Em contrapartida, a Condsef/Fenadsef apresentou no fim de janeiro deste ano, a proposta de reajuste de 29,49%, que deverá ser feita durante os próximos três anos. Esse percentual foi calculado, justamente, de acordo com as perdas salariais dos trabalhadores nos últimos cinco anos.

A falta de reposição salarial dos servidores federais motiva que essa política se repita em outras esferas. No último dia 17 de janeiro, por exemplo, o governador da Paraíba, João Azevedo (PSB), apresentou o reajuste de 5% para os servidores do estado, percentual muito abaixo dos mais de 22% acumulados em perdas salariais desses trabalhadores nos últimos anos.

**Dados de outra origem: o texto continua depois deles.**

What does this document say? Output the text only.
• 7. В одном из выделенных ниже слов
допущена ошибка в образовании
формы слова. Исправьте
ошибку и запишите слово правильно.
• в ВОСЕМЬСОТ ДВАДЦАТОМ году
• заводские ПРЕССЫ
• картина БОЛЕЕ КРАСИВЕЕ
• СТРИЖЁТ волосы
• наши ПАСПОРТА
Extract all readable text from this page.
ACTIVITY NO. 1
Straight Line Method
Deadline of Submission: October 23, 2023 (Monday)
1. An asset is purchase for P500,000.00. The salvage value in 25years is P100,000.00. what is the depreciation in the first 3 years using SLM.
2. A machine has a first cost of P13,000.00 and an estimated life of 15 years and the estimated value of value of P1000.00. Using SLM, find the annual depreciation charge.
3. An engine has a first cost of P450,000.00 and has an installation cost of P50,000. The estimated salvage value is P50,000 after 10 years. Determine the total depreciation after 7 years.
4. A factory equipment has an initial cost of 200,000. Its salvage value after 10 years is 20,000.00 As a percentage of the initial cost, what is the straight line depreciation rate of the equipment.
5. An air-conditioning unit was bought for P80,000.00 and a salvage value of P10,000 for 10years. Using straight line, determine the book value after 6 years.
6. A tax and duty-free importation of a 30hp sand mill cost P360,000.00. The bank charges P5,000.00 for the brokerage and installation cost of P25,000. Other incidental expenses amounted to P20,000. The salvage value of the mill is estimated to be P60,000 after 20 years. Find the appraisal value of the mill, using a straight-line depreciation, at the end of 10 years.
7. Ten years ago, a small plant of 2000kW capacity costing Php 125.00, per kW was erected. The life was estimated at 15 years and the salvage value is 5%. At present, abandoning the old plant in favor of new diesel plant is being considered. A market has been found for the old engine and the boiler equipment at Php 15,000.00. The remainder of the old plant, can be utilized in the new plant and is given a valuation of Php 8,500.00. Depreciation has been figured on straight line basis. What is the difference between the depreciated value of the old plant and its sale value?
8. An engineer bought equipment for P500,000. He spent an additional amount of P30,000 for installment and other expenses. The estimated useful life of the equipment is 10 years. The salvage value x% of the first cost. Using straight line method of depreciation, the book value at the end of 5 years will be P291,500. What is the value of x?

Os professores municipais de Fortaleza iniciaram o ano letivo de 2024 em greve, exigindo, entre outras pautas específicas, o reajuste salarial de 10,09%, ocupando também a Câmara Municipal da cidade no último dia 01 de fevereiro. 

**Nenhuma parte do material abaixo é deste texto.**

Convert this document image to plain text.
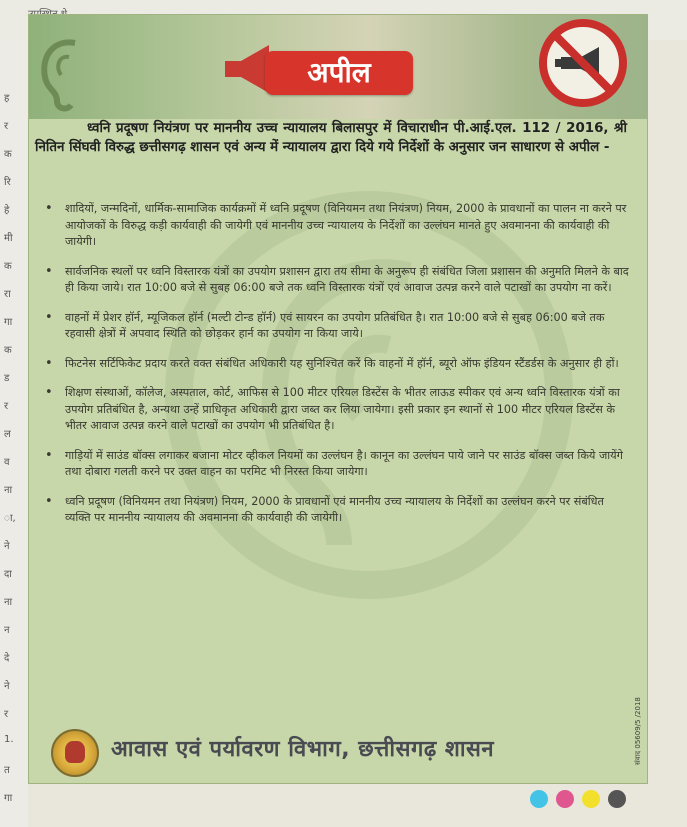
ह
र
क
रि
हे
मी
क
रा
गा
क
ड
र
ल
व
ना
ा,
ने
दा
ना
न
दे
ने
र
1.
त
गा
अपील
ध्वनि प्रदूषण नियंत्रण पर माननीय उच्च न्यायालय बिलासपुर में विचाराधीन पी.आई.एल. 112 / 2016, श्री नितिन सिंघवी विरुद्ध छत्तीसगढ़ शासन एवं अन्य में न्यायालय द्वारा दिये गये निर्देशों के अनुसार जन साधारण से अपील -
• शादियों, जन्मदिनों, धार्मिक-सामाजिक कार्यक्रमों में ध्वनि प्रदूषण (विनियमन तथा नियंत्रण) नियम, 2000 के प्रावधानों का पालन ना करने पर आयोजकों के विरुद्ध कड़ी कार्यवाही की जायेगी एवं माननीय उच्च न्यायालय के निर्देशों का उल्लंघन मानते हुए अवमानना की कार्यवाही की जायेगी।
• सार्वजनिक स्थलों पर ध्वनि विस्तारक यंत्रों का उपयोग प्रशासन द्वारा तय सीमा के अनुरूप ही संबंधित जिला प्रशासन की अनुमति मिलने के बाद ही किया जाये। रात 10:00 बजे से सुबह 06:00 बजे तक ध्वनि विस्तारक यंत्रों एवं आवाज उत्पन्न करने वाले पटाखों का उपयोग ना करें।
• वाहनों में प्रेशर हॉर्न, म्यूजिकल हॉर्न (मल्टी टोन्ड हॉर्न) एवं सायरन का उपयोग प्रतिबंधित है। रात 10:00 बजे से सुबह 06:00 बजे तक रहवासी क्षेत्रों में अपवाद स्थिति को छोड़कर हार्न का उपयोग ना किया जाये।
• फिटनेस सर्टिफिकेट प्रदाय करते वक्त संबंधित अधिकारी यह सुनिश्चित करें कि वाहनों में हॉर्न, ब्यूरो ऑफ इंडियन स्टैंडर्डस के अनुसार ही हों।
• शिक्षण संस्थाओं, कॉलेज, अस्पताल, कोर्ट, आफिस से 100 मीटर एरियल डिस्टेंस के भीतर लाऊड स्पीकर एवं अन्य ध्वनि विस्तारक यंत्रों का उपयोग प्रतिबंधित है, अन्यथा उन्हें प्राधिकृत अधिकारी द्वारा जब्त कर लिया जायेगा। इसी प्रकार इन स्थानों से 100 मीटर एरियल डिस्टेंस के भीतर आवाज उत्पन्न करने वाले पटाखों का उपयोग भी प्रतिबंधित है।
• गाड़ियों में साउंड बॉक्स लगाकर बजाना मोटर व्हीकल नियमों का उल्लंघन है। कानून का उल्लंघन पाये जाने पर साउंड बॉक्स जब्त किये जायेंगे तथा दोबारा गलती करने पर उक्त वाहन का परमिट भी निरस्त किया जायेगा।
• ध्वनि प्रदूषण (विनियमन तथा नियंत्रण) नियम, 2000 के प्रावधानों एवं माननीय उच्च न्यायालय के निर्देशों का उल्लंघन करने पर संबंधित व्यक्ति पर माननीय न्यायालय की अवमानना की कार्यवाही की जायेगी।
आवास एवं पर्यावरण विभाग, छत्तीसगढ़ शासन	संवाद 05609/5 /2018
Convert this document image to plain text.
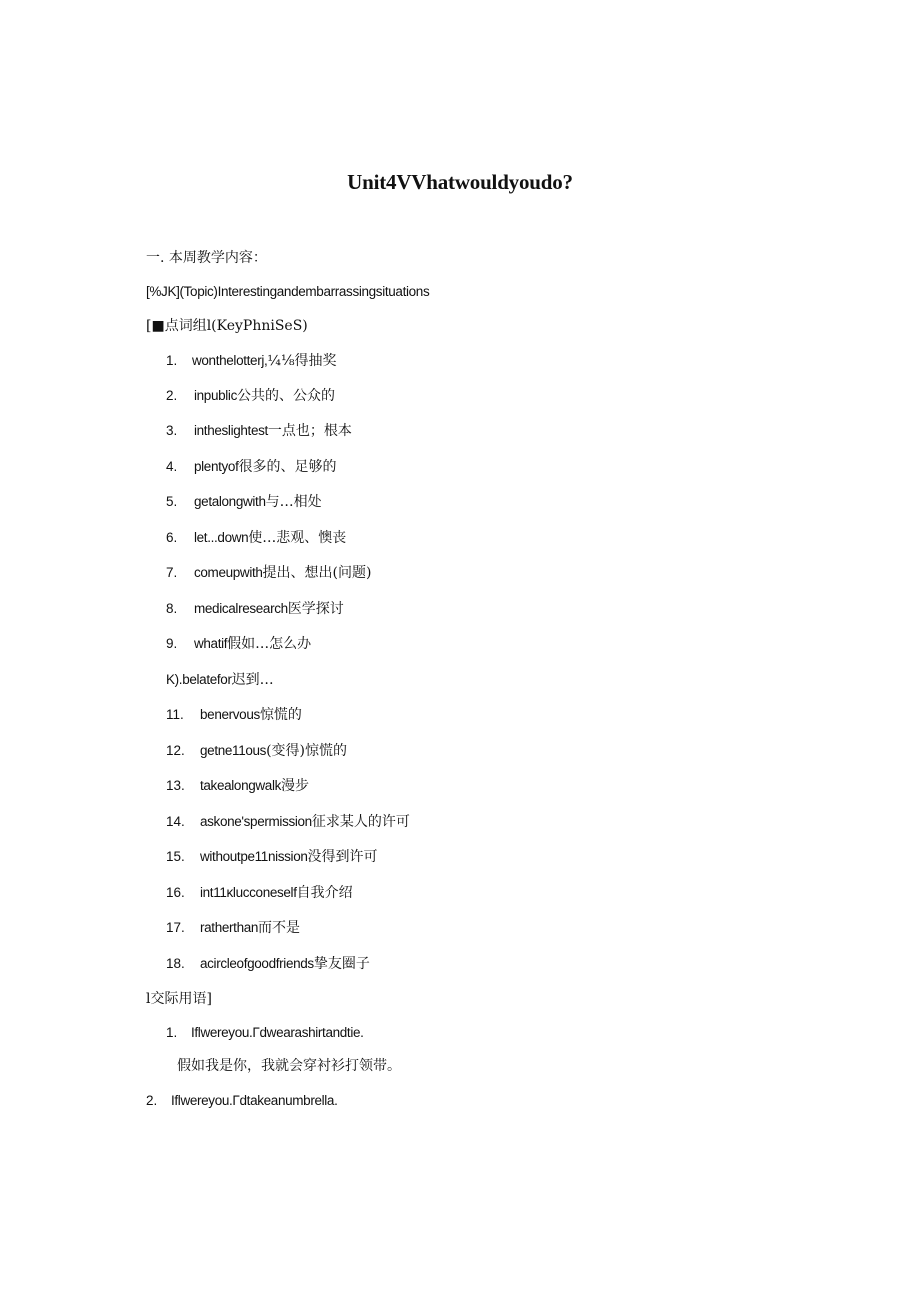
Unit4VVhatwouldyoudo?
一. 本周教学内容：
[%JK](Topic)Interestingandembarrassingsituations
[■点词组l(KeyPhniSeS)
1. wonthelotterj,¼⅛得抽奖
2. inpublic公共的、公众的
3. intheslightest一点也；根本
4. plentyof很多的、足够的
5. getalongwith与…相处
6. let...down使…悲观、懊丧
7. comeupwith提出、想出(问题)
8. medicalresearch医学探讨
9. whatif假如…怎么办
K).belatefor迟到…
11. benervous惊慌的
12. getne11ous(变得)惊慌的
13. takealongwalk漫步
14. askone'spermission征求某人的许可
15. withoutpe11nission没得到许可
16. int11κlucconeself自我介绍
17. ratherthan而不是
18. acircleofgoodfriends挚友圈子
l交际用语]
1. Iflwereyou.Γdwearashirtandtie.
假如我是你，我就会穿衬衫打领带。
2. Iflwereyou.Γdtakeanumbrella.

Outras campanhas salariais já iniciaram esse ano como a dos professores estaduais do Piauí que estão em campanha salarial exigindo 22% de reajuste para repor as perdas salariais que sofreram desde 2019 e a dos servidores municipais de São Paulo, que reivindicam 16% de reajuste.

Apesar de ser o mínimo necessário, a reposição salarial acima da inflação para a maioria das categorias no ano passado mostraram-se insuficientes para repor as perdas salariais que os trabalhadores sofreram na metade da última década. Mesmo a troca de governo no executivo federal, com a vitória de Lula, não garantiu essa recuperação. Por isso, essas categorias citadas e algumas outras já mostram qual será o caminho dos trabalhadores e trabalhadoras brasileiras nesse próximo ano: pautar campanhas salariais que compensem as perdas desde, pelo menos, 2019, com possibilidade de greves na maioria dos setores.

Mesmo que neste ano, novamente, a maioria das categorias conquiste reajustes acima dos índices inflacionários, isso não implicará no fim do arrocho na renda média dos trabalhadores brasileiros. Essa renda só poderá voltar a acompanhar a inflação, e até superá-la, com uma política que paute o fim dos empregos informais e a valorização de empregos com carteira assinada e estatutários que garantem o mínimo de direitos aos trabalhadores. Somente assim será possível garantir reajustes e valorização salarial ano após ano. As condições de trabalho e de vida da classe trabalhadora não avançarão enquanto políticas como o novo teto de gastos forem implementadas pelo governo. Portanto, é crucial que a luta contra políticas anti trabalhadores se torne uma constante na vida da classe operária brasileira.